Véganisation de la restauration : +10% de commandes sur Deliveroo – ce que les chiffres disent vraiment

L’étude Deliveroo/YouGov publiée fin 2025 confirme une tendance de fond : la demande vegan progresse dans la restauration livrée. Derrière ce chiffre, des enjeux concrets pour les exploitants : adaptation de l’offre, gestion des coûts, positionnement tarifaire et rentabilité. Notre cabinet a décidé de décrypter les données et en tire les implications opérationnelles et financières pour les professionnels du secteur CHR.

+10 % de commandes vegan sur Deliveroo en un an
+35 % de restaurants proposant au moins une option vegan
44 % des Français prêts à tester un classique en version vegan

Un marché en structuration, pas en révolution

La publication de l’étude Deliveroo/YouGov, réalisée sur 1 010 personnes représentatives de la population française en décembre 2025, livre un signal utile à tout exploitant en restauration : la demande vegan existe et se consolide, mais elle ne constitue pas encore une rupture de marché. Comprendre la nuance est essentiel pour prendre des décisions d’investissement éclairées.

 

En un an, les commandes de plats vegan ont progressé de plus de 10 % sur l’application Deliveroo, tandis que le nombre de restaurants référençant au moins une option sans protéines animales a bondi de 35 %. Ce déséquilibre entre l’offre et la demande mérite attention : la croissance de l’offre est trois fois plus rapide que celle des commandes. Cela signifie que la concurrence sur ce segment s’intensifie, et que le simple fait de proposer une option vegan ne constitue plus un avantage différenciant.

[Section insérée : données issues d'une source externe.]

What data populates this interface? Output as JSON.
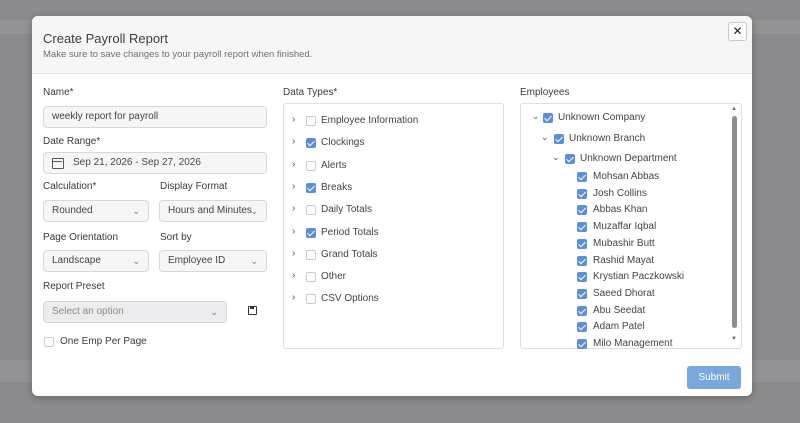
{
  "dialog": {
    "title": "Create Payroll Report",
    "subtitle": "Make sure to save changes to your payroll report when finished.",
    "close_glyph": "✕"
  },
  "form": {
    "name_label": "Name*",
    "name_value": "weekly report for payroll",
    "date_range_label": "Date Range*",
    "date_range_value": "Sep 21, 2026 - Sep 27, 2026",
    "calculation_label": "Calculation*",
    "calculation_value": "Rounded",
    "display_format_label": "Display Format",
    "display_format_value": "Hours and Minutes",
    "page_orientation_label": "Page Orientation",
    "page_orientation_value": "Landscape",
    "sort_by_label": "Sort by",
    "sort_by_value": "Employee ID",
    "report_preset_label": "Report Preset",
    "report_preset_placeholder": "Select an option",
    "one_emp_per_page_label": "One Emp Per Page",
    "one_emp_per_page_checked": false
  },
  "data_types": {
    "label": "Data Types*",
    "items": [
      {
        "label": "Employee Information",
        "checked": false
      },
      {
        "label": "Clockings",
        "checked": true
      },
      {
        "label": "Alerts",
        "checked": false
      },
      {
        "label": "Breaks",
        "checked": true
      },
      {
        "label": "Daily Totals",
        "checked": false
      },
      {
        "label": "Period Totals",
        "checked": true
      },
      {
        "label": "Grand Totals",
        "checked": false
      },
      {
        "label": "Other",
        "checked": false
      },
      {
        "label": "CSV Options",
        "checked": false
      }
    ]
  },
  "employees": {
    "label": "Employees",
    "company": "Unknown Company",
    "branch": "Unknown Branch",
    "department": "Unknown Department",
    "people": [
      "Mohsan Abbas",
      "Josh Collins",
      "Abbas Khan",
      "Muzaffar Iqbal",
      "Mubashir Butt",
      "Rashid Mayat",
      "Krystian Paczkowski",
      "Saeed Dhorat",
      "Abu Seedat",
      "Adam Patel",
      "Milo Management"
    ]
  },
  "submit_label": "Submit",
  "colors": {
    "accent": "#5b8fd6",
    "submit": "#7aa7dc",
    "overlay": "#8b8b8d"
  },
  "icons": {
    "calendar": "calendar-icon",
    "save": "save-icon",
    "close": "close-icon",
    "chevron": "chevron-down-icon"
  }
}
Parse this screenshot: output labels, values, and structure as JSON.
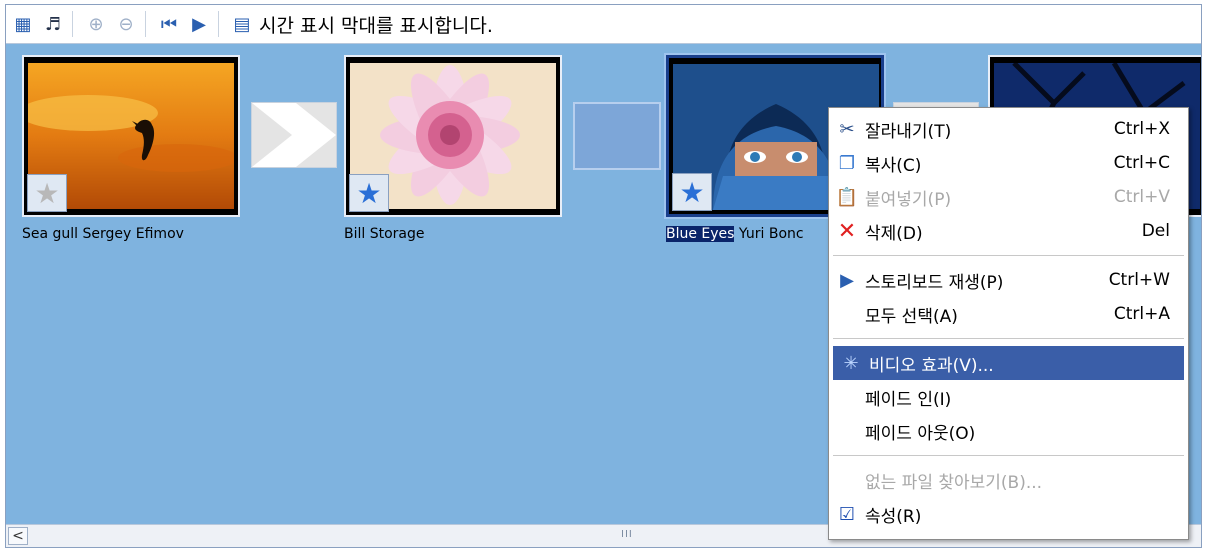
{
  "toolbar": {
    "icons": [
      "storyboard-icon",
      "audio-levels-icon",
      "zoom-in-icon",
      "zoom-out-icon",
      "rewind-icon",
      "play-icon",
      "timeline-icon"
    ],
    "timeline_label": "시간 표시 막대를 표시합니다."
  },
  "clips": [
    {
      "caption": "Sea gull Sergey Efimov"
    },
    {
      "caption": "Bill Storage"
    },
    {
      "caption_highlight": "Blue Eyes",
      "caption_rest": " Yuri Bonc"
    }
  ],
  "context_menu": {
    "items": [
      {
        "label": "잘라내기(T)",
        "shortcut": "Ctrl+X"
      },
      {
        "label": "복사(C)",
        "shortcut": "Ctrl+C"
      },
      {
        "label": "붙여넣기(P)",
        "shortcut": "Ctrl+V"
      },
      {
        "label": "삭제(D)",
        "shortcut": "Del"
      },
      {
        "label": "스토리보드 재생(P)",
        "shortcut": "Ctrl+W"
      },
      {
        "label": "모두 선택(A)",
        "shortcut": "Ctrl+A"
      },
      {
        "label": "비디오 효과(V)..."
      },
      {
        "label": "페이드 인(I)"
      },
      {
        "label": "페이드 아웃(O)"
      },
      {
        "label": "없는 파일 찾아보기(B)..."
      },
      {
        "label": "속성(R)"
      }
    ]
  },
  "scrollbar": {
    "left_arrow": "<",
    "grip": "III"
  },
  "colors": {
    "storyboard_bg": "#7fb3df",
    "menu_highlight": "#3a5ea8",
    "selection": "#0a246a"
  }
}
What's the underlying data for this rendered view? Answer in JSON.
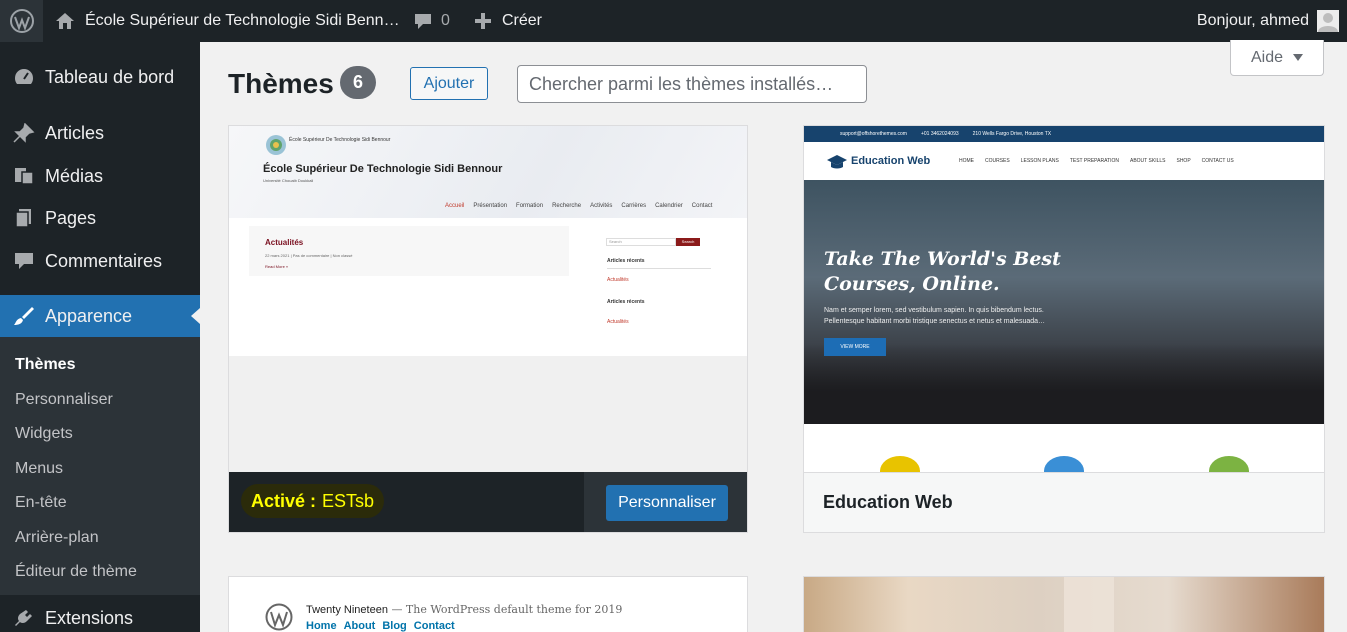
{
  "admin_bar": {
    "site_name": "École Supérieur de Technologie Sidi Benn…",
    "comments_count": "0",
    "create_label": "Créer",
    "greeting": "Bonjour, ahmed"
  },
  "sidebar": {
    "items": [
      {
        "label": "Tableau de bord",
        "icon": "dashboard-icon"
      },
      {
        "label": "Articles",
        "icon": "pin-icon"
      },
      {
        "label": "Médias",
        "icon": "media-icon"
      },
      {
        "label": "Pages",
        "icon": "pages-icon"
      },
      {
        "label": "Commentaires",
        "icon": "comment-icon"
      },
      {
        "label": "Apparence",
        "icon": "brush-icon"
      },
      {
        "label": "Extensions",
        "icon": "plugin-icon"
      }
    ],
    "submenu": [
      "Thèmes",
      "Personnaliser",
      "Widgets",
      "Menus",
      "En-tête",
      "Arrière-plan",
      "Éditeur de thème"
    ]
  },
  "main": {
    "title": "Thèmes",
    "count": "6",
    "add_label": "Ajouter",
    "search_placeholder": "Chercher parmi les thèmes installés…",
    "help_label": "Aide"
  },
  "themes": {
    "active": {
      "active_prefix": "Activé :",
      "name": "ESTsb",
      "customize_label": "Personnaliser",
      "preview": {
        "site_title": "École Supérieur De Technologie Sidi Bennour",
        "site_tagline": "Université Chouaib Doukkali",
        "nav": [
          "Accueil",
          "Présentation",
          "Formation",
          "Recherche",
          "Activités",
          "Carrières",
          "Calendrier",
          "Contact"
        ],
        "heading": "Actualités",
        "meta": "22 mars 2021 | Pas de commentaire | Non classé",
        "read_more": "Read More »",
        "search_placeholder": "Search",
        "search_button": "Search",
        "widget1_title": "Articles récents",
        "widget1_item": "Actualités",
        "widget2_title": "Articles récents",
        "widget2_item": "Actualités"
      }
    },
    "education": {
      "name": "Education Web",
      "preview": {
        "email": "support@offshorethemes.com",
        "phone": "+01 3462024093",
        "address": "210 Wells Fargo Drive, Houston TX",
        "logo_text": "Education Web",
        "nav": [
          "HOME",
          "COURSES",
          "LESSON PLANS",
          "TEST PREPARATION",
          "ABOUT SKILLS",
          "SHOP",
          "CONTACT US"
        ],
        "headline_1": "Take The World's Best",
        "headline_2": "Courses, Online.",
        "body_1": "Nam et semper lorem, sed vestibulum sapien. In quis bibendum lectus.",
        "body_2": "Pellentesque habitant morbi tristique senectus et netus et malesuada…",
        "button": "VIEW MORE"
      }
    },
    "twenty_nineteen": {
      "title": "Twenty Nineteen",
      "tagline": "— The WordPress default theme for 2019",
      "nav": [
        "Home",
        "About",
        "Blog",
        "Contact"
      ]
    }
  },
  "colors": {
    "admin_dark": "#1d2327",
    "accent_blue": "#2271b1",
    "active_highlight": "#ffff00"
  }
}
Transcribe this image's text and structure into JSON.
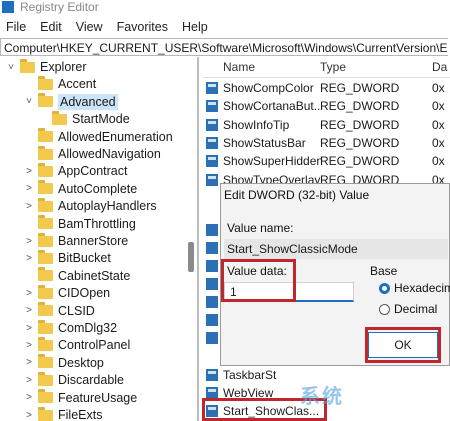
{
  "window": {
    "title": "Registry Editor"
  },
  "menu": [
    "File",
    "Edit",
    "View",
    "Favorites",
    "Help"
  ],
  "address": "Computer\\HKEY_CURRENT_USER\\Software\\Microsoft\\Windows\\CurrentVersion\\Explorer\\Advanced",
  "tree": [
    {
      "label": "Explorer",
      "level": 0,
      "expander": "˅"
    },
    {
      "label": "Accent",
      "level": 1,
      "expander": ""
    },
    {
      "label": "Advanced",
      "level": 1,
      "expander": "˅",
      "selected": true
    },
    {
      "label": "StartMode",
      "level": 2,
      "expander": ""
    },
    {
      "label": "AllowedEnumeration",
      "level": 1,
      "expander": ""
    },
    {
      "label": "AllowedNavigation",
      "level": 1,
      "expander": ""
    },
    {
      "label": "AppContract",
      "level": 1,
      "expander": ">"
    },
    {
      "label": "AutoComplete",
      "level": 1,
      "expander": ">"
    },
    {
      "label": "AutoplayHandlers",
      "level": 1,
      "expander": ">"
    },
    {
      "label": "BamThrottling",
      "level": 1,
      "expander": ""
    },
    {
      "label": "BannerStore",
      "level": 1,
      "expander": ">"
    },
    {
      "label": "BitBucket",
      "level": 1,
      "expander": ">"
    },
    {
      "label": "CabinetState",
      "level": 1,
      "expander": ""
    },
    {
      "label": "CIDOpen",
      "level": 1,
      "expander": ">"
    },
    {
      "label": "CLSID",
      "level": 1,
      "expander": ">"
    },
    {
      "label": "ComDlg32",
      "level": 1,
      "expander": ">"
    },
    {
      "label": "ControlPanel",
      "level": 1,
      "expander": ">"
    },
    {
      "label": "Desktop",
      "level": 1,
      "expander": ">"
    },
    {
      "label": "Discardable",
      "level": 1,
      "expander": ">"
    },
    {
      "label": "FeatureUsage",
      "level": 1,
      "expander": ">"
    },
    {
      "label": "FileExts",
      "level": 1,
      "expander": ">"
    }
  ],
  "list": {
    "columns": [
      "Name",
      "Type",
      "Da"
    ],
    "rows": [
      {
        "name": "ShowCompColor",
        "type": "REG_DWORD",
        "data": "0x"
      },
      {
        "name": "ShowCortanaBut...",
        "type": "REG_DWORD",
        "data": "0x"
      },
      {
        "name": "ShowInfoTip",
        "type": "REG_DWORD",
        "data": "0x"
      },
      {
        "name": "ShowStatusBar",
        "type": "REG_DWORD",
        "data": "0x"
      },
      {
        "name": "ShowSuperHidden",
        "type": "REG_DWORD",
        "data": "0x"
      },
      {
        "name": "ShowTypeOverlay",
        "type": "REG_DWORD",
        "data": "0x"
      }
    ],
    "bottom_rows": [
      {
        "name": "TaskbarSt"
      },
      {
        "name": "WebView"
      },
      {
        "name": "Start_ShowClas..."
      }
    ]
  },
  "dialog": {
    "title": "Edit DWORD (32-bit) Value",
    "value_name_label": "Value name:",
    "value_name": "Start_ShowClassicMode",
    "value_data_label": "Value data:",
    "value_data": "1",
    "base_label": "Base",
    "base_options": [
      "Hexadecimal",
      "Decimal"
    ],
    "base_selected": "Hexadecimal",
    "ok_label": "OK"
  },
  "watermark": "系统"
}
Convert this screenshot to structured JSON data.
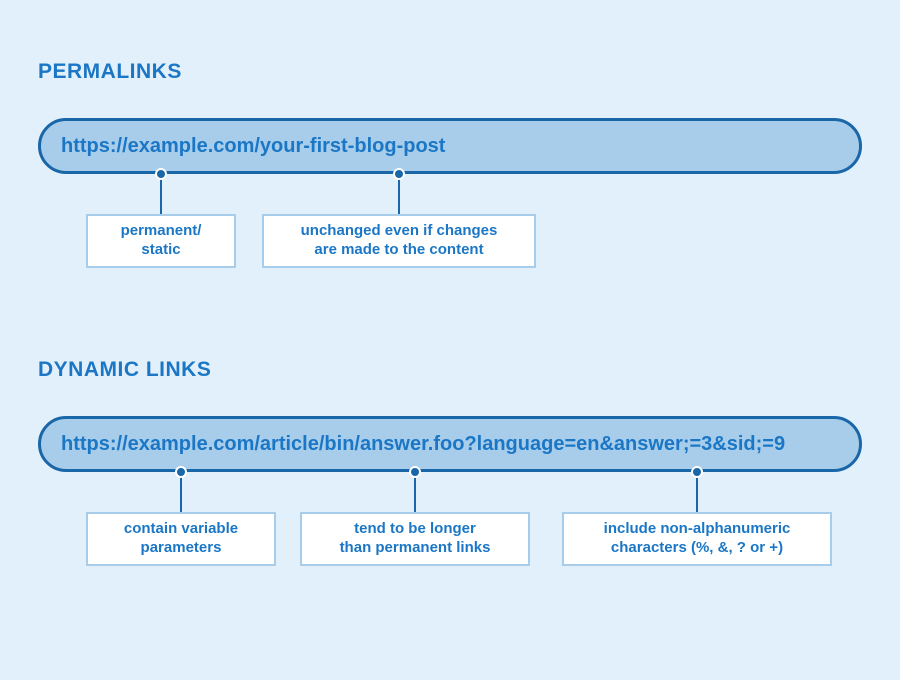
{
  "permalinks": {
    "title": "PERMALINKS",
    "url": "https://example.com/your-first-blog-post",
    "annotations": [
      "permanent/\nstatic",
      "unchanged even if changes\nare made to the content"
    ]
  },
  "dynamic": {
    "title": "DYNAMIC LINKS",
    "url": "https://example.com/article/bin/answer.foo?language=en&answer;=3&sid;=9",
    "annotations": [
      "contain variable\nparameters",
      "tend to be longer\nthan permanent links",
      "include non-alphanumeric\ncharacters (%, &, ? or +)"
    ]
  }
}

Un consommateur vegan minoritaire, une clientèle omnivore cuieuse, massive

L’étude rappelle une réalité souvent occultée par les discours marketing : seulement 2 % des Français déclarent suivre un régime vegan tout au long de l’année. Le vrai moteur de croissance se trouve ailleurs : 29 % des Français envisagent de tester un régime vegan pendant un mois — un chiffre en hausse par rapport aux 27 % enregistrés en 2024. Et surtout, 44 % se disent prêts à commander un classique revisité en version vegan.

 

Cette donnée recentre le débat. Le client cible n’est pas le végan convaincu, mais le consommateur omnivore en recherche de variété, de légèreté ou d’une expérience culinaire différente. C’est une clientèle de curiosité et d’occasion, non de conviction — ce qui implique des leviers d’activation radicalement différents en matière de communication, de mise en avant digitale et de politique tarifaire.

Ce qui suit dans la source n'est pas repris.